As I continue to explore big data and how it can be exploited through analytical applications, I am constantly discovering that those in the know use a language that they assume is self explanatory, but which is a major barrier to those outside of the inner core to get to grips with. I think most people can now get a handle on the idea that up to now what we have stored is largely transactional data, what we sold, what we installed, how many calls we received in a call centre etc, and that is only a small part of the amount of data that is now generated and can hold vital business information. What is less clear is how is storing all of that data actually translated into something of value.
The most commonly referred to processing environment when discussing Big Data is the Hadoop cluster, and associated with that the Hadoop Distributed File System and the MapReduce function. The most commonly held misconception is that this is an ancillary database used alongside the traditional data warehouse to store and process the non-structured data just as the data warehouse stores and processes the structured transactional data. It is not intended to be a database; it should instead be viewed as a tool, a place to process masses of data to find something of value.
So what we have is a cluster of cheap processors, producing a massively parallel processing environment, a means to distribute data sets across those nodes and a low level programming function to query that data. The MapReduce function allows a query to be broken down into sub queries by a master node, and distributed to worker nodes, which may themselves further sub divide the query. This is the Map step. That allows a function to be applied to all of the elements of a list. So we can order the list, find the frequency of occurrences of key values; identify the sequence of values in the list etc. This is all done over the distributed data in parallel, and each worker node obtains its result set. Those are then built back up to a single answer in the Reduce step.

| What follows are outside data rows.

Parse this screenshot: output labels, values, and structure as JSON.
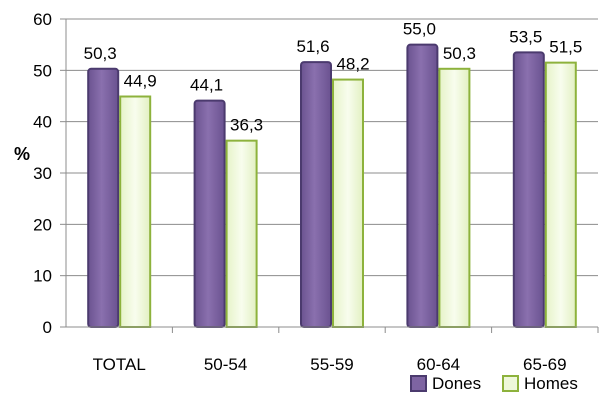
{
  "chart_data": {
    "type": "bar",
    "categories": [
      "TOTAL",
      "50-54",
      "55-59",
      "60-64",
      "65-69"
    ],
    "series": [
      {
        "name": "Dones",
        "values": [
          50.3,
          44.1,
          51.6,
          55.0,
          53.5
        ],
        "labels": [
          "50,3",
          "44,1",
          "51,6",
          "55,0",
          "53,5"
        ],
        "color": "#7E64A2",
        "edge": "#4B3A6E"
      },
      {
        "name": "Homes",
        "values": [
          44.9,
          36.3,
          48.2,
          50.3,
          51.5
        ],
        "labels": [
          "44,9",
          "36,3",
          "48,2",
          "50,3",
          "51,5"
        ],
        "color": "#EEF8DA",
        "edge": "#8DB23C"
      }
    ],
    "ylabel": "%",
    "ylim": [
      0,
      60
    ],
    "yticks": [
      0,
      10,
      20,
      30,
      40,
      50,
      60
    ],
    "grid": true,
    "legend": "bottom-right"
  }
}
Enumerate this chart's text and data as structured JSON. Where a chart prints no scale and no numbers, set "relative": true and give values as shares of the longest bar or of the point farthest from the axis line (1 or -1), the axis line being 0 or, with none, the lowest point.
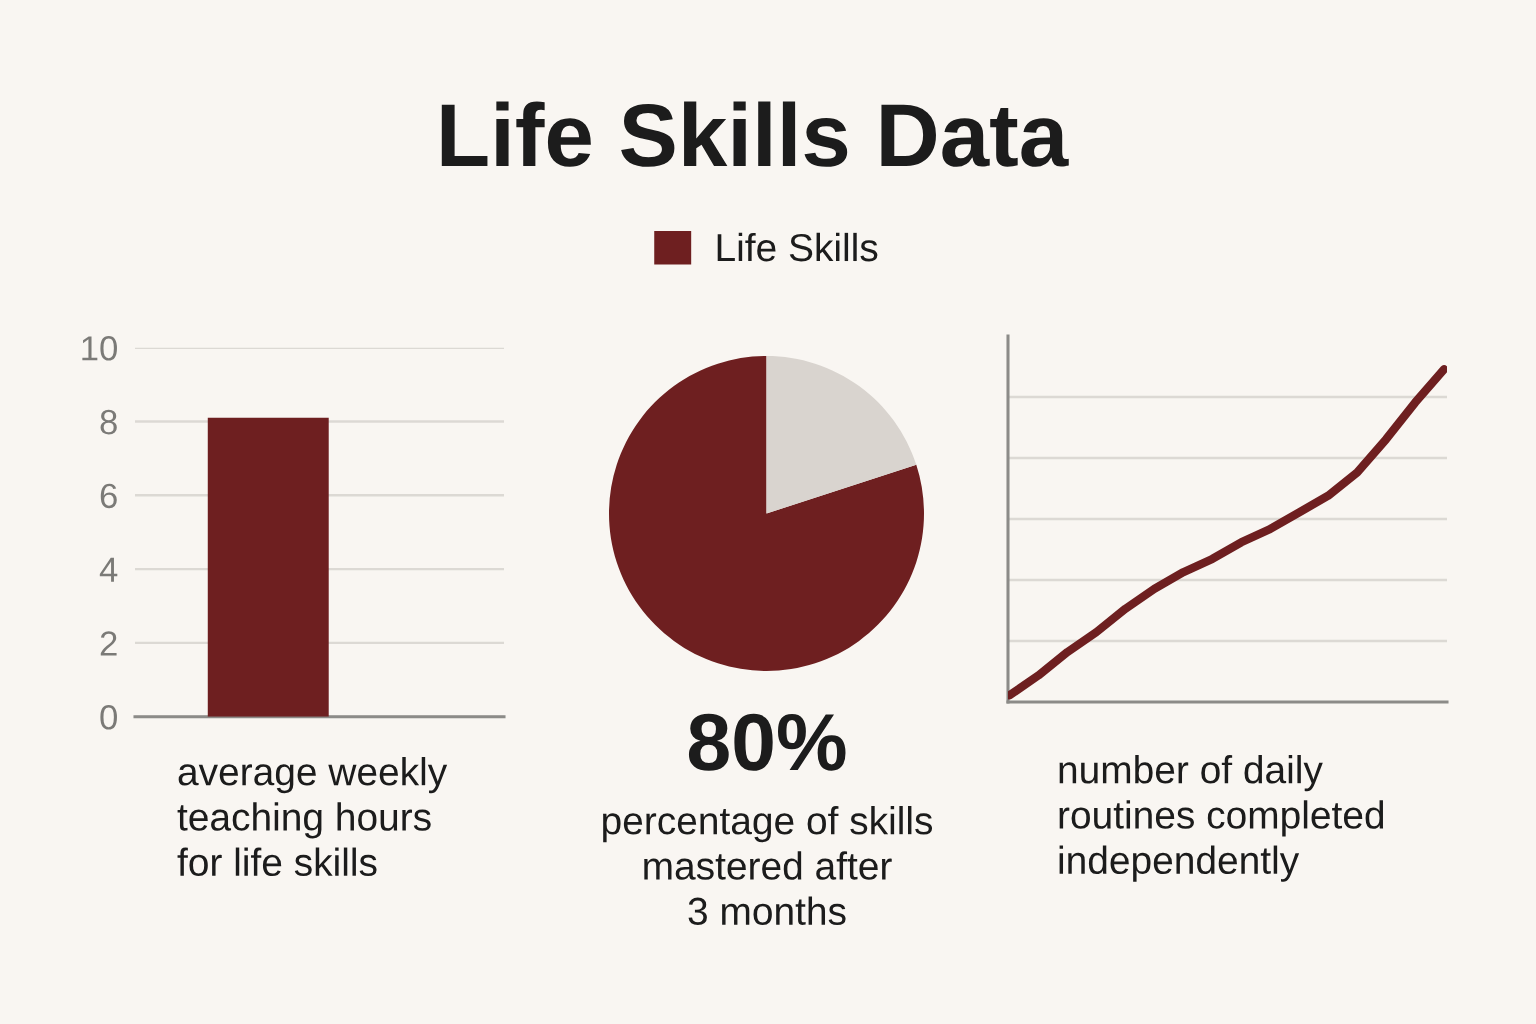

To illustrate what that can be used for I came across a description of what I think is the sort of analytical application that Big Data is really going to facilitate-this one is called a Klout score. So what the Klout score is doing is using data from Facebook and Twitter to measure the influence that individuals have. It does this by building up a score, so it's rather like traditional calculation of lifetime value applied to a new domain. The score is based on over 35 variables which it uses to measure what they call True Reach, which is a measure of the size of the individual's engaged audience, which users factors like followers, friends, retweets, unique comments, unique likes and so forth to size the reach of a message. The second component is Amplification Probability, which is the likelihood that the content is acted upon, which is measured by analysis of retweeting rates, generation of new followers, likes per post, comments per post etc. The third element is Network influence, which is a measure of the authority and quality of the content measured by list inclusion, unique likers, unique retweeters, influence of followers and friends etc. In a world where consumers are now making decisions based on peer pressure from social networks such insights are potentially invaluable.
Another area that is grabbing attention is sentiment analysis, where comments on social networks are analysed to identify how people are actually feeling about something. For those of us who have used questionnaires and traditional tools and have become increasingly aware that people are telling you what they think you want to hear, again this is all invaluable.
Hopefully that goes some way to illustrating what Big Data is capable of doing and explaining why people are getting so excited; it has massive potential but we need to learn how to exploit it effectively, and that is what I am trying to get to the bottom of. Is this a technology that will be broadly applicable or is it going to require highly sophisticated users to make anything of it? The problem, if it is going to be constrained to just the brightest and best, is that we probably do not have enough to go round. Which is why I am also looking at Agile BI, as that may be the way to unlock this potential for a broader audience.